Найти тему
гуманитарий

Что будем делать? Часть 4

Расчёт с коммунистическим прошлым в странах центральной и восточной Европы (ЦВЕ) через механизм переходного правосудия – люстрации. Автор пишет: ««В Венгрии после трех неудачных попыток отказаться от применения срока давности к наказуемости определенных деяний в период коммунистического правления (принятые парламентом законодательные акты были трижды признаны Конституционным судом Венгрии не соответствующими основному закону страны) венгерское Национальное собрание приняло 3 октября 1993 года закон «О производстве по делам о некоторых преступлениях, совершенных во время восстания и революции 1956 года». В соответствии с ним убийства демонстрантов, пытки и убийства политических заключенных в ходе народного восстания 1956 года рассматривались в качестве преступлений против человечности по статьям 3 и 147 Женевской конвенции 1949 года о защите прав гражданского населения во время войны и по статье 6 (с) Устава Нюрнбергского международного военного трибунала 1945 года. Согласно Конвенции ООН 1968 года военные преступления и преступления против человечности не имеют срока давности, поэтому венгерские суды могли преследовать лиц, совершивших такие преступления в 1956 году. Однако и этот закон был отменен Конституционным судом в сентябре 1996 года как не соответствующий венгерской Конституции. В связи с отмеченными трудностями уголовного преследования лиц, виновных в злоупотреблениях полномочиями и нарушениях прав человека, основным способом расчета с коммунистическим прошлым в странах ЦВЕ стал такой механизм переходного правосудия, как люстрация. Под люстрациями, как правило, понимаются меры, обеспечивающие регулирование доступа к структурам власти и государственной службы, органам судебной власти, образовательным институтам, средствам массовой информации и к другим публичным институтам для официальных лиц, сотрудников и агентов репрессивных органов тоталитарных и авторитарных режимов. Эти меры имеют административный характер и могут варьироваться от простого предания гласности сведений о людях, связанных с репрессивными институтами, – тайной политической полицией и/или правящей партией, – до запрета некоторым функционерам прежнего режима занимать должности в государственном, общественном, а иногда и частном секторе».

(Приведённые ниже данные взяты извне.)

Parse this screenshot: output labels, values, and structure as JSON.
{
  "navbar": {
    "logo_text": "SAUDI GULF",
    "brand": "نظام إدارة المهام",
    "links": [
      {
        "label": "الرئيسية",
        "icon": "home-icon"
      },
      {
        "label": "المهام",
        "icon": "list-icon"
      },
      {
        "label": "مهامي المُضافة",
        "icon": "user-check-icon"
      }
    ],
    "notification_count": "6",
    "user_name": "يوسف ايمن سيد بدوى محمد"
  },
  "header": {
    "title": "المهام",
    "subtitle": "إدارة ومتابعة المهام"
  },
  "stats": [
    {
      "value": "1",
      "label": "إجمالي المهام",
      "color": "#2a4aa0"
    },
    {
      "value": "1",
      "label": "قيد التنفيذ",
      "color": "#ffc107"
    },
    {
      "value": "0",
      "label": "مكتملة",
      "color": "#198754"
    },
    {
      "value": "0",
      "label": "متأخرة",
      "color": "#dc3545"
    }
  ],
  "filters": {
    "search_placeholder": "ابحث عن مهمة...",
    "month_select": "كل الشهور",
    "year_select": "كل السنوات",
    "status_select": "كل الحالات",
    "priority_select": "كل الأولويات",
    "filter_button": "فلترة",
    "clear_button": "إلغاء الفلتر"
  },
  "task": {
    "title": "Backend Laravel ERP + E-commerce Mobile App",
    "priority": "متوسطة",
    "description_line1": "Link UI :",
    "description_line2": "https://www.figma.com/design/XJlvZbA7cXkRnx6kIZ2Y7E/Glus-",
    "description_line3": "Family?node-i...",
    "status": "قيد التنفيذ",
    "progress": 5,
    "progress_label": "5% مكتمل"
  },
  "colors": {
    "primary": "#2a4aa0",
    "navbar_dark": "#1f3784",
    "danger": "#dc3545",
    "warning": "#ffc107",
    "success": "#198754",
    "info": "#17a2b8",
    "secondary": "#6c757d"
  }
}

Один из аргументов сторонников люстрации в том, что есть угроза шантажа. «Угроза шантажа и «дикой» люстрации. По мнению сторонников люстрации, одна из главных угроз новому правопорядку заключалась в том, что люди, имевшие в прошлом связи с органами госбезопасности и оказавшиеся на важных государственных постах в новой системе, были крайне уязвимы. Они в любой момент могли оказаться скомпрометированы сведениями, содержавшимися в их секретных досье, и в отношении их могли быть использованы различные способы давления, включая шантаж. Существовала вероятность, что под давлением или угрозами разоблачения бывшие сотрудники и осведомители тайной политической полиции станут действовать против государственных интересов, подрывая тем самым основы демократического строя». В момент трансформации важно предотвратить процесс «дикой» люстрации: ««Эти опасения усугублялись тем, что во многих странах региона набирал обороты процесс, получивший название «дикой» или неконтролируемой люстрации: происходили утечки сведений из архивов спецслужб, информация беспорядочно проникала в СМИ в виде компромата, часть документов была уничтожена, часть украдена, часть продана на черном рынке и т. п. Поэтому принятие систематизированных люстрационных мер, их законодательное оформление, помещение архивов под контроль специализированных институтов во многом были вызваны желанием упорядочить хаотичный процесс расползания архивов. К примеру, чехословацкая парламентская комиссия по расследованию участия силовых структур в ноябрьских событиях 1989 года в представленном в марте 1991 года отчете пришла к заключению, что «единственный способ предотвратить шантаж, продолжение деятельности сотрудников Службы государственной безопасности и серию политических скандалов, которые могли всплыть на поверхность в решающие моменты, – это очистить правительство и законодательные органы от этих сотрудников».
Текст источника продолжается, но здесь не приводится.